You might think reaching a zero-incident target means it’s time to crack open the champagne and relax, but that’s when the hard work really begins:
“It’s harder to design new safety initiatives when you hit zero because people aren’t getting hurt – so that information isn’t relevant anymore and you need to think more proactively.”
Neil Proctor is head of safety at British Gypsum where his team looks after over 1200 employees at factories, mines, technical academies, R&D and corporate locations around the UK. Before their current engagement-led safety programme their legacy systems struggled to give a consistent view of safety within their maturing organisation.
“We’ve moved from reactive to preventative and now we’re focused on the proactive side of safety to push our incident rate deep underground… so it doesn’t rise back to the surface for a long time.”
One highly effective way to shift people’s attitudes from reactive to proactive safety is through robust software that captures insightful data. When paired with practical training, the right system encourages better quality conversations and more staff involvement. That’s how British Gypsum maintain their zero LTA record.
Foresight vs. hindsight
At British Gypsum, Neil spotted an opportunity familiar to anyone at an organisation with a maturing safety culture:
“We already gather lots of high-quality conversation data, but we realised we could do a lot better and put it to more effective use.”
Unlike younger organisations which only learn from incidents after they happen, mature organisations like British Gypsum realise that long-term sustainable safety comes from a more proactive approach. This is where you prevent incidents by monitoring live risk data before those risks and root causes harm your staff.
“We needed to be able to drill down into specific locations within our sites then combine what’s going on with other data like near-misses so we can decide where our next improvement campaign needs to happen.”
Less mature organisations often use disparate spreadsheets or simple paper-based systems to record safety data that isn’t easy to share. In the past, British Gypsum used three separate unsupported systems to capture safety conversations with no consistent like-for-like view across the whole organisation.
So British Gypsum and JOMC joined forces to implement Engage, a social networking application for safety, alongside mentor training and workshops that built trust in the overall culture change programme that Engage is part of.
“Now we get clues and early warnings about where risks are on the frontline, based on what people really talk about.”
To complement improved information systems, Neil suggests there are other preparatory steps you can take which increase your chances of successful culture change.

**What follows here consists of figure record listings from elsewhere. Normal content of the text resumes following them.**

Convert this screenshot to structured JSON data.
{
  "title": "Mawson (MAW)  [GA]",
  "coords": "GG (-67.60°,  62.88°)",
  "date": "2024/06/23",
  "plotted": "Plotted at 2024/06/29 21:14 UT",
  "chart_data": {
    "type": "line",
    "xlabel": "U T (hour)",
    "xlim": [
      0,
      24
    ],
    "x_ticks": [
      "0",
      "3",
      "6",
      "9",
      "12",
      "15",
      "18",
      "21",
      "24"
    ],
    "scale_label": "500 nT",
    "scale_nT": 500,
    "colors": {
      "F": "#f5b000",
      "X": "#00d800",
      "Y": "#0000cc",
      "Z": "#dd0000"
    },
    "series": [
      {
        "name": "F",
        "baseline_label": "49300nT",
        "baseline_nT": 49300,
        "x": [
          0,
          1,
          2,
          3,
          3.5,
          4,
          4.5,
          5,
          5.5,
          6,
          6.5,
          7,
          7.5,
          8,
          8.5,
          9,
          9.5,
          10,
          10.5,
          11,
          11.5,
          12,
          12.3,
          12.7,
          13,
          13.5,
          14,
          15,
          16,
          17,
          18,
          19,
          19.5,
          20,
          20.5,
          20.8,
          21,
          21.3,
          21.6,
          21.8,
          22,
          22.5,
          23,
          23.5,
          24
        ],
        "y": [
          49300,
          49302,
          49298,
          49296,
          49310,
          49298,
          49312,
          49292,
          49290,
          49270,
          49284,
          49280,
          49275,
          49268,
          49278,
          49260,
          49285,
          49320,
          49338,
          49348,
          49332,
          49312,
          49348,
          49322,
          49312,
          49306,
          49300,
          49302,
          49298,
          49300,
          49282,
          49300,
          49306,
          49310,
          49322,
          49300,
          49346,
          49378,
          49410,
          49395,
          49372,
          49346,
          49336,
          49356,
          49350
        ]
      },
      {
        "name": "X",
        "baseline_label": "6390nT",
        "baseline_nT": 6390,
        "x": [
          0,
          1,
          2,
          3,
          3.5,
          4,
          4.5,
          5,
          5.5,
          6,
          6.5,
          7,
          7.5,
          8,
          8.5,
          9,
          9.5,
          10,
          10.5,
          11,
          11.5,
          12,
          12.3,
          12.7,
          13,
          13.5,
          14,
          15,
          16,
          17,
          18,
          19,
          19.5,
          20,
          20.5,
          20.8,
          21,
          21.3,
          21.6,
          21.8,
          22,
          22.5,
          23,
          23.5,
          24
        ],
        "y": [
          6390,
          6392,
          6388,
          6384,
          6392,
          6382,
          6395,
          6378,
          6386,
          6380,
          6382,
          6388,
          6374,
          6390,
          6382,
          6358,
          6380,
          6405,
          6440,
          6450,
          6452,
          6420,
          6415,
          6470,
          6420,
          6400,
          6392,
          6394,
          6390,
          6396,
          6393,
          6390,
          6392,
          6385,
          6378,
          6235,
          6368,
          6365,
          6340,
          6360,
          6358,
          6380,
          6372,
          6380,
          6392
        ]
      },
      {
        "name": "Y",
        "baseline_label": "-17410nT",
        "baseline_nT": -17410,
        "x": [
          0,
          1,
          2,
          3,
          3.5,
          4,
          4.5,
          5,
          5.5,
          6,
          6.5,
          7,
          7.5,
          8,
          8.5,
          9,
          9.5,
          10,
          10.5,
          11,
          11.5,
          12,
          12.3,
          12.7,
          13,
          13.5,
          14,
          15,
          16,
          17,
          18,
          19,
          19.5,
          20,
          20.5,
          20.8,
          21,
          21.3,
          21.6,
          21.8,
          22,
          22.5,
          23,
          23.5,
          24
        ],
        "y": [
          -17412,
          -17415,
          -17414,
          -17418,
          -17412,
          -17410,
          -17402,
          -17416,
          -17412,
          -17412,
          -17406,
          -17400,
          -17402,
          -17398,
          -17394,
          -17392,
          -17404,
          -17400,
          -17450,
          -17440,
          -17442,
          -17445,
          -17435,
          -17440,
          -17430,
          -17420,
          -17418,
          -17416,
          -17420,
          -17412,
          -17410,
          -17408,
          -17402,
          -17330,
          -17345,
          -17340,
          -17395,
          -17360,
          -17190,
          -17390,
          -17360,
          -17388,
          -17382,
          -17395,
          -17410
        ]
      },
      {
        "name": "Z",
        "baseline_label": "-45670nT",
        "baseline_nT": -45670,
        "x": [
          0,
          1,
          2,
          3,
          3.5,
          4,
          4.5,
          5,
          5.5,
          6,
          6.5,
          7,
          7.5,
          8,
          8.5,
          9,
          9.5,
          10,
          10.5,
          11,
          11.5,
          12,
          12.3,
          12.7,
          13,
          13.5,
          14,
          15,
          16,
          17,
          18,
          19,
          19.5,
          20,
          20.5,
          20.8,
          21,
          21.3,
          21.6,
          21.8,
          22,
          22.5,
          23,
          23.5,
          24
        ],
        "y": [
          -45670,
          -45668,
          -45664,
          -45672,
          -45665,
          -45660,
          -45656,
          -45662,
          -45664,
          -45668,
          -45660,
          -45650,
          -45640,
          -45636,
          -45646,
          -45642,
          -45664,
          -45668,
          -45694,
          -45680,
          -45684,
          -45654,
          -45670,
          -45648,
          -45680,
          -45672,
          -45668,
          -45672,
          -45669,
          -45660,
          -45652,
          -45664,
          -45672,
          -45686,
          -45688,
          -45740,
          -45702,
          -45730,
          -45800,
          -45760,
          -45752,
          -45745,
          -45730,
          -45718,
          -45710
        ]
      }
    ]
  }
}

Any large project is doomed to failure if the people affected aren’t actively involved. Neil acknowledged that when he sponsored a rigorous process of acceptance testing from users across British Gypsum:
“You only have one chance to get it right so we involved a cross-section of people across British Gypsum who tested, improved and re-tested Engage. We kept everyone up-to-date on progress too and trained people as our launch date approached.”
Testing might sound like a trivial step, yet by encouraging feedback and improvements from staff during an extended three month period, Neil and his team gained trust in their new system and programme champions amongst their workforce.
“You shouldn’t be afraid of asking difficult questions of your workforce.” Adds Neil, highlighting an important principle that becomes evident when your culture change programme is finally in place. When people feel comfortable sharing their concerns at the beginning of your programme then they’re more likely to continue that trend of honesty, and talk openly about the hazards and risks they experience in their day-to-day work.
Help people see value
“If you get senior management actively involved too, not just sponsoring your programme, you get a true cross-section of your workforce.”
Neil argues that when leaders, as well as shop-floor staff, are engaged it reinforces the message behind your programme: that everyone has a responsibility to speak up and keep one another safe. It’s a sentiment that’s backed up by all effective social networks, which democratise change by putting powerful tools in everyone’s hands.
“Our biggest fear was that people would see Engage as just something more for them to do, but instead people realise it gives them a voice to talk openly about safety.”
Open conversation between engaged staff transcends boundaries like where people are or what they do in your organisation and unites them behind a common cause – the right to work safely without getting hurt.
Are you ready for engagement-led culture change?
Neil warns that you shouldn’t jump straight in at the deep end with a new approach:
“It’s useful to look at where your culture is first. It’s no good going straight to proactive safety when you’re only just getting used to reactive.”
And before your staff can harness the power of conversation to change attitudes, values and beliefs with tools like Engage, they first need to feel that they work in an environment where it’s acceptable to do that.
“Start with the quality of your conversations, so it’s not just about numbers or box-ticking. It’s good to have targets but you have to know where you are and where you’re going before you set out to change things.”